Soundwave said:
sc94597 said:
There are only two ways they could do this.
1. They pre-trained the model on generalized image-to-image. This is unlikely for a few reasons. Good general image-to-image models are relatively huge. The open-source ones start at around 13 billion parameters. That is not feasible to inference in real time even on a single data center GPU, let alone gaming ones. An RTX 5090 inferences on these models about 2 images per second, just for context. The datasets used to train them are also huge. Nvidia doesn't have access to any buffer data on these data samples like they do with their regular DLSS training sets. Now Nvidia could train an (or more likely source an already trained) image to image model and use it as a teacher for their specialized gaming specific model. But there are two issues with that. The first is that it would very much skew the codomain so much that you are risking the efficacy of your gaming specific model. The second is that it is a very inefficient method given the target objective is so specific.
2. They have invested heavily in model interpretation research and pulled off something like Claude's Golden Gate Bridge experiment but for image models rather than LLMs. If that were the case, they'd be able to allow much more control than you are talking about. You really don't need text or image inputs in this case, and can just directly control the model parameter weights. See: https://transformer-circuits.pub/2024/scaling-monosemanticity/index.html
This model is more likely something like what is described in this paper,
https://arxiv.org/pdf/2105.04619
but without using the G-buffer at all (if we take Nvidia's press release at face-value that they only use color and velocity buffers) and probably using a vision transformer instead of a CNN.
|
I wonder if what they're doing isn't all that dissimilar from these kinds of videos that are all over Tiktok/Instagram etc.:
https://www.instagram.com/reel/DVxSh0ODVec/
Seems like Google/Youtube does not allow or want too many videos like this because they're hard to find on Youtube but all over the place on Insta/Tiktok.
|
Just from googling Glorify, uses Leonardo.AI which in turn uses Stable Diffusion XL.

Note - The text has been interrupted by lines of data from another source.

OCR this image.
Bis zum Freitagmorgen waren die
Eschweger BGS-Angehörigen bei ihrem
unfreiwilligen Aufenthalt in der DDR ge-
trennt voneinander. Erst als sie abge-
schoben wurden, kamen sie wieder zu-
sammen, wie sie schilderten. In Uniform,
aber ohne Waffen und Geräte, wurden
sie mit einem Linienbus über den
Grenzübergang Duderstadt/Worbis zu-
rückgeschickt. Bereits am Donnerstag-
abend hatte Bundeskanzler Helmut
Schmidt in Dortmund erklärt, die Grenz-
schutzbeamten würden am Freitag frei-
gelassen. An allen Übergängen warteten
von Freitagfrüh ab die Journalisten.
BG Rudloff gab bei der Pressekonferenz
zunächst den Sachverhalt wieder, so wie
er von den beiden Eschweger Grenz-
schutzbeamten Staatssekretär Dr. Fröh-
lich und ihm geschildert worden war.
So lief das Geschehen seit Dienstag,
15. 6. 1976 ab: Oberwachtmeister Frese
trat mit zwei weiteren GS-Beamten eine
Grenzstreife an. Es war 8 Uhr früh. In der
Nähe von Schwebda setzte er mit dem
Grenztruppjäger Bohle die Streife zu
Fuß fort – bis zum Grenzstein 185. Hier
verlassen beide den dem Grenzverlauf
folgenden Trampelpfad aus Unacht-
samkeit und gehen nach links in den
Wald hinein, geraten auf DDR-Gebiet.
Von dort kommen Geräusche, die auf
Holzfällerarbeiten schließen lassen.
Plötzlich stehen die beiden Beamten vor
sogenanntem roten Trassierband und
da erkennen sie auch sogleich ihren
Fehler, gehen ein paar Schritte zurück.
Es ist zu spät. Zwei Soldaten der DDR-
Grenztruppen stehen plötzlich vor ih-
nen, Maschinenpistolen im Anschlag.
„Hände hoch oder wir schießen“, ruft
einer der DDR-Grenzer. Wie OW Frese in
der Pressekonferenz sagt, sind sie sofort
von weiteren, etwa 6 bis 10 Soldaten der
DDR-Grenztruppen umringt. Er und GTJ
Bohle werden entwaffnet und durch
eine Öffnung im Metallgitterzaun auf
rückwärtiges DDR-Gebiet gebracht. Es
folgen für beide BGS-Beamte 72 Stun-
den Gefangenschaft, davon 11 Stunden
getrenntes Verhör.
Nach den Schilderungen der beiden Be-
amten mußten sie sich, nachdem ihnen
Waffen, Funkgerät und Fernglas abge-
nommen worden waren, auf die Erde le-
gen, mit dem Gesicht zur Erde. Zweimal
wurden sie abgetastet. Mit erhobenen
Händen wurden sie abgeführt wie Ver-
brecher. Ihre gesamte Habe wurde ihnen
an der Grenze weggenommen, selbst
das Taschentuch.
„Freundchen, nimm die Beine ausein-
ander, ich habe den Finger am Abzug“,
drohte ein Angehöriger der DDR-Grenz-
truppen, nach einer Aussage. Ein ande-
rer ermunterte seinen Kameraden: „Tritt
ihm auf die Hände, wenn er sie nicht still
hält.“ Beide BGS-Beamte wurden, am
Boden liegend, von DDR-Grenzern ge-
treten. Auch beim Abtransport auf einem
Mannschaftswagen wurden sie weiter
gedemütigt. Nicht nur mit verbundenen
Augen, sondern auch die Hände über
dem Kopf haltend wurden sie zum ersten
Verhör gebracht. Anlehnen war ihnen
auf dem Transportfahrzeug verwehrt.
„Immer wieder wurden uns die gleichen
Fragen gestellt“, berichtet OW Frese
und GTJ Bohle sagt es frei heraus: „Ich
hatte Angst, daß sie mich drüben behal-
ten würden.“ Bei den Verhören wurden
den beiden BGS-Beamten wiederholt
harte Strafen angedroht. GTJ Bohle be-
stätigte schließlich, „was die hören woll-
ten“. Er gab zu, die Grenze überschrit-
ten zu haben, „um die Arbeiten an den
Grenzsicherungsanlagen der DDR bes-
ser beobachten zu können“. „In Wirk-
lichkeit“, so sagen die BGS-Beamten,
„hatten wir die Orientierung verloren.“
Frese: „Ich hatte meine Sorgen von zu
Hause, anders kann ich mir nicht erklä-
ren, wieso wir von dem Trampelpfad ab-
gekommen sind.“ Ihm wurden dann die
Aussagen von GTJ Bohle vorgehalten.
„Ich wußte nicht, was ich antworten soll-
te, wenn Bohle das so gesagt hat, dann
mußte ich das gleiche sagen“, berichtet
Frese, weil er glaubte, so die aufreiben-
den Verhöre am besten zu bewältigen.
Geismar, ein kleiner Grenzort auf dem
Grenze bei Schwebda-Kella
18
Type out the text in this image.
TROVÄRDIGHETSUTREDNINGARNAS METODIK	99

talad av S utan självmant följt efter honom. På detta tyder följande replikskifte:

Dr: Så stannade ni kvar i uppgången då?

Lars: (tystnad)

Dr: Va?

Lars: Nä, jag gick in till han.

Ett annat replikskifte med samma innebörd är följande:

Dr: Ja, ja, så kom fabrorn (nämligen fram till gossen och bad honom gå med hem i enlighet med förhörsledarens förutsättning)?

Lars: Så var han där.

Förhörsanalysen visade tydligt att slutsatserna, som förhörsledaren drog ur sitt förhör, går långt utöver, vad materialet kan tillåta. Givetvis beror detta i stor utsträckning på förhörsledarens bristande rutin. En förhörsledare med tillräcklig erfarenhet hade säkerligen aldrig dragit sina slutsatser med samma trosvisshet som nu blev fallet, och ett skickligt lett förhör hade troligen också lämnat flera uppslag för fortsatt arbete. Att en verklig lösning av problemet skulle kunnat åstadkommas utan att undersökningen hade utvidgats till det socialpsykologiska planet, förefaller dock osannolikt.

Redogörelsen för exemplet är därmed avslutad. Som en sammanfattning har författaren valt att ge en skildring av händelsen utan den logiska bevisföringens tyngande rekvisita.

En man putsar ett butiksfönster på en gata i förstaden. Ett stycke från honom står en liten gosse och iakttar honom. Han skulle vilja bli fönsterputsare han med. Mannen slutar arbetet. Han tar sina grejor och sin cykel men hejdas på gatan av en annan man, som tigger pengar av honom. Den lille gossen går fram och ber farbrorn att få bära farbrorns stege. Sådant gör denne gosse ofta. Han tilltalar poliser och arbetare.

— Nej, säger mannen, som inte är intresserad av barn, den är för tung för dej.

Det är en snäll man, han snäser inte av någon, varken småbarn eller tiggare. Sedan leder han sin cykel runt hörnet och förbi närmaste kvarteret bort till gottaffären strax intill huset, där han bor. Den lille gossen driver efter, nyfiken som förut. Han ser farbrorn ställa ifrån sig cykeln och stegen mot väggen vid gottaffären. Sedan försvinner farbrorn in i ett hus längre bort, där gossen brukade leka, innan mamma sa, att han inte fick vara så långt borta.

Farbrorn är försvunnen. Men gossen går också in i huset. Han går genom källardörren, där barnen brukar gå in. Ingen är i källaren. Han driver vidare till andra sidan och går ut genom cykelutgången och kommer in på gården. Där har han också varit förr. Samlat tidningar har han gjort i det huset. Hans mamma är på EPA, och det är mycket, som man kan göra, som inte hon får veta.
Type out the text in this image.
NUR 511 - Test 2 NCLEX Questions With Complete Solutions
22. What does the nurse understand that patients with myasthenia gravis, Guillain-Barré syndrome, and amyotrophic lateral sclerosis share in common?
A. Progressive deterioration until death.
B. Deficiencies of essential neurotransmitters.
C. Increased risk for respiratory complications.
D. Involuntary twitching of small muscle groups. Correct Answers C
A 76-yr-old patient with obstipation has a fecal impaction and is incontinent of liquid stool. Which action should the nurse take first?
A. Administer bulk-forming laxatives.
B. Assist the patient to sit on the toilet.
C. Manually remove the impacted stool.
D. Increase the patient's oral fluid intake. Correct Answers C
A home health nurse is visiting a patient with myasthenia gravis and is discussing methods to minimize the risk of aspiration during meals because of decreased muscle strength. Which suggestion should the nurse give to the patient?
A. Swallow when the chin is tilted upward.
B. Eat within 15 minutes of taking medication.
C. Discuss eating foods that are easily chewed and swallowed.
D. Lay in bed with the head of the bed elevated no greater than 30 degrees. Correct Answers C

That is an 8B parameter model, which an RTX 5090 takes 6 seconds to produce one 1024 x 1024 image or 15 seconds to create 4 images when batch inferencing. Nvidia would have to improve that by 180 times to get a stable 30 fps @1024 x 1024, and the model would take up a fourth of the 5090's VRAM to do that.
Now Stable Diffusion XL is pretty old, but that is still a huge difference.
If I were to guess the parameter count of the current DLSS 5 model is probably anywhere between 300M to 1B parameters in size. Huge compared to ~20M-60M for an average CNN, but nowhere near a general Image to Image model.